If you do find yourself still yearning for the James Dean romance of pressing the clutch, throwing the car forward a gear, and zooming around the bend, you’ll have to look a little down market from your corner Koenigsegg dealer.

In the U.S., BMW offers manual options with its performance-oriented M2 coupe; M3 sedan; M4 coupe and convertible; M6 coupe, convertible, and gran coupe; and several of its lower sedans and coupes. (If you prefer Mercedes-Benz, you’re out of luck in America—none of its impressive performance-tuned AMG line comes in a stick-shift gearbox, and the last stick-shift gearbox it offered at all was in the 2014 SLK 250).

Aston offers several of its Vantage V12 and V8s LINK in manual option form. Porsche still offers its iconic 911, among other models, with a stick. Corvette, Camaro, and Jaguar offer some variations on it as well for U.S. buyers, among other less-expensive brands. (Stick shifts remain more available in Europe, so you could always just look there.)

Automakers say that for those less extreme cars, the manual option services a small band of customers who want to access the technical artistry of using a stick-shift transmission. For them, it’s not about track stats. Spokespeople from BMW, MINI, and Aston Martin, for example, also said it “makes business sense” to produce stick shifts, but they declined to say just how lucrative that is in the United States.
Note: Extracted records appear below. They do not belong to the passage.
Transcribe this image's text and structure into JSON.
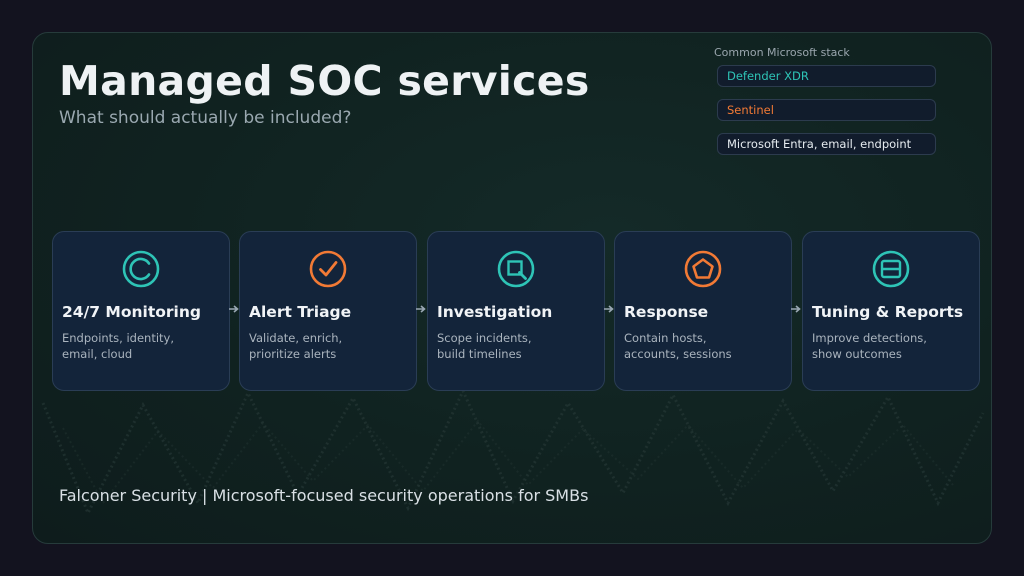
{
  "slide": {
    "title": "Managed SOC services",
    "subtitle": "What should actually be included?",
    "footer": "Falconer Security | Microsoft-focused security operations for SMBs"
  },
  "stack": {
    "label": "Common Microsoft stack",
    "items": [
      {
        "label": "Defender XDR",
        "color": "#2ec4b6"
      },
      {
        "label": "Sentinel",
        "color": "#f27a35"
      },
      {
        "label": "Microsoft Entra, email, endpoint",
        "color": "#e6ecf0"
      }
    ]
  },
  "steps": [
    {
      "title": "24/7 Monitoring",
      "line1": "Endpoints, identity,",
      "line2": "email, cloud",
      "icon": "monitoring-icon",
      "color": "#2ec4b6"
    },
    {
      "title": "Alert Triage",
      "line1": "Validate, enrich,",
      "line2": "prioritize alerts",
      "icon": "check-icon",
      "color": "#f27a35"
    },
    {
      "title": "Investigation",
      "line1": "Scope incidents,",
      "line2": "build timelines",
      "icon": "magnifier-icon",
      "color": "#2ec4b6"
    },
    {
      "title": "Response",
      "line1": "Contain hosts,",
      "line2": "accounts, sessions",
      "icon": "pentagon-icon",
      "color": "#f27a35"
    },
    {
      "title": "Tuning & Reports",
      "line1": "Improve detections,",
      "line2": "show outcomes",
      "icon": "report-icon",
      "color": "#2ec4b6"
    }
  ],
  "colors": {
    "accent_teal": "#2ec4b6",
    "accent_orange": "#f27a35",
    "card_background": "#13243a"
  }
}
“For smaller, two-seater sorts cars, there’s an appetite for it,” said Aston Martin’s Clarke. “It might not be millions a year, but there is a hunger for it.”

But good luck finding a stick anywhere if your tastes run higher. The days of true supercars bearing stick shifts are long gone—and not to return. Would you ever bring the manual back as either a one-off or a production car? I asked Ferrari’s Boari.

His answer says it all: “Categorically, no.”